21 thoughts on “Exclusive interview with Elise Plakke — director of ’14 Minutes’ Shorts

  1. Vince

    Great interview Ruth! This is why FC is awesome – great platform for upcoming filmmakers to speak their minds. Great questions as well. I hope you do more interviews in the future.

  2. PrairieGirl

    Wonderful interview. I’m very interested now in seeing the 14 Minutes short and the feature-length film. Also wonder if the short was really filmed in Winnipeg.

  3. The short was not shot in Winnipeg but in Maine. Maine offered a very authentic feel. We will be planning to shoot the feature in Canada or a portion of it there. EP

    1. It’s really beautiful, Elise! I love the scene of them swimming in the lake… the water splashing, the sun shining on the water, it creates such a great atmosphere that’s perfect for the film. Thanks for granting me the interview. Pls do keep me updated on your future filmmaking projects!

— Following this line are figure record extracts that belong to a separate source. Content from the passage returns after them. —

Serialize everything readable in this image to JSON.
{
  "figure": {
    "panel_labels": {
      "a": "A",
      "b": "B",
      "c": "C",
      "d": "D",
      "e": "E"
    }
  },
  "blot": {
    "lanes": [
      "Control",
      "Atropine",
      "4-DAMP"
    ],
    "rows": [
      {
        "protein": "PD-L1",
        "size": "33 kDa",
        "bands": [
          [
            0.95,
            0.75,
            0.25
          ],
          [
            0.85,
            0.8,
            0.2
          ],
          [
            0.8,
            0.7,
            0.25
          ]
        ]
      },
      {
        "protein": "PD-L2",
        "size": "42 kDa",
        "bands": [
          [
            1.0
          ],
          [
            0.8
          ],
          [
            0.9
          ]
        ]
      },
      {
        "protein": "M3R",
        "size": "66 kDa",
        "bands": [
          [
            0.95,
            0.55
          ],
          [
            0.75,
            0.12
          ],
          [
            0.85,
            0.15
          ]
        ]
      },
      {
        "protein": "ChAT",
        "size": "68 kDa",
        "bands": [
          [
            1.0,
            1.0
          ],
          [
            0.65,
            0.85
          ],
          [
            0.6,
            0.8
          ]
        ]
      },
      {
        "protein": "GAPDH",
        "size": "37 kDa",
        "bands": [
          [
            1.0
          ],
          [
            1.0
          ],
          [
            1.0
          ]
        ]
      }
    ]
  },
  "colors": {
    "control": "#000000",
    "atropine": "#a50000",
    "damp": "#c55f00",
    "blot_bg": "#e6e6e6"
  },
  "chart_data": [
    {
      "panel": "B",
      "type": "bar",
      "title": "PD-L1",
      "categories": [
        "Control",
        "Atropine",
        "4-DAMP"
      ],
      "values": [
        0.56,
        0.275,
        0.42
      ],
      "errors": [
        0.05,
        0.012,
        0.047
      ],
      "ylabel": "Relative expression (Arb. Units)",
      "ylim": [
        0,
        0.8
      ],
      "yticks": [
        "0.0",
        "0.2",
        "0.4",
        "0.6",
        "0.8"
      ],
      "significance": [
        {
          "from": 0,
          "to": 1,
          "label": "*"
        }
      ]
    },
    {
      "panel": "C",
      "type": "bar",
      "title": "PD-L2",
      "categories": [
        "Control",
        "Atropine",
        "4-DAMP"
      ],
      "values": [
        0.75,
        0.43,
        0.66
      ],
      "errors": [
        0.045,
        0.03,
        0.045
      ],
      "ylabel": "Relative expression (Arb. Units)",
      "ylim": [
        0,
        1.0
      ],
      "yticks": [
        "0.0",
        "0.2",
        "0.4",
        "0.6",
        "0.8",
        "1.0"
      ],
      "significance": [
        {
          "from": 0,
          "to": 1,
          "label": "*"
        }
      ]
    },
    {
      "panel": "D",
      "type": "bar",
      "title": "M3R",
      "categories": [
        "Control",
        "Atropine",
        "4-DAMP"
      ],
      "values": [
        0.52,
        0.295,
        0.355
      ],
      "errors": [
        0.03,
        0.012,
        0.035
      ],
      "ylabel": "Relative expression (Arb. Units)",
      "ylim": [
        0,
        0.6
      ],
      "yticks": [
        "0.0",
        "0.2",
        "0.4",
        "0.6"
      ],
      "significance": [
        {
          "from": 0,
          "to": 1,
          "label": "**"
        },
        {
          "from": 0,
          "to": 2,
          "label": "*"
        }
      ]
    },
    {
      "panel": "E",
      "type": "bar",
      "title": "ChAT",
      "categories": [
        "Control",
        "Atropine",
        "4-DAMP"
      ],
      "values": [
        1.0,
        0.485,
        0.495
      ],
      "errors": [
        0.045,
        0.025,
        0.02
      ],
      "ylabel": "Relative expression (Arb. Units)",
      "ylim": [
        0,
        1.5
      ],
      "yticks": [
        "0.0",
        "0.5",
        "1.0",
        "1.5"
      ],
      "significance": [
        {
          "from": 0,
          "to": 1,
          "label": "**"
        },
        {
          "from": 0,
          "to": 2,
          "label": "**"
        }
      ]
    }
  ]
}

  4. While i can’t say 14 Minutes looks like my usual cup of tea i will certainly give it a chance. Right now i am trying to gather people for a short film i want to do for a film contest…i am hoping it will work out

    Perhaps one day soon you will be interviewing me 🙂

  5. Ted S.

    Very informative interview Ruth and good luck Elise on your film making career. I’m trying to get my first feature film made too and after reading about your background it definitely motivates me even more get going with my project.

  6. Interesting questions and insightful answers. The trailer certainly is well cut and visually pleasing. Best of luck in getting the feature film off the ground!

  7. Fantastic Q&A session Ruth! Always a fun thing to talk to filmmakers. And how awesome that she agreed to do an interview with you!

    I like the trailer for the film and it seems like what one would expect to see at a festival. I hope she continues and sees great success.

    Thanks for the spotlight!

  8. Hi, Ruth and company:

    Great, well thought out interview!

    Ms. Plakke has a great eye for color, locations and its lighting to enhance the mood of the moment. Great potential in following her instincts and own course in the independent arena.

    Would like to see her take on an ‘On Golden Pond’ like film, since water seems to favor her.

    PS: For all of those who have been wanting me to get my feet wet and review a film. Last week, Nostra invited me to guest review one of my choosing for his ‘My Filmviews’ site

    All are invited to drop by. Take a look and opine, be it good or bad, to their heart’s content.

    1. Thanks for reading, Jack, you are so right indeed about your comment about Elise.

      Ooooh, guest blogging on Nostra’s blog, awesome!! Yeah I’ll definitely check it out. So when are you gonna do one for me, Jack? 😀

  9. Naomi

    Ruth,
    Great interview with Elise! Thank you for blogging for the Twin Cities Film Fest. We’d be happy to have you do this again later this year! It was a pleasure meeting Elise Plakke during the festival. I wish both of you ladies future success!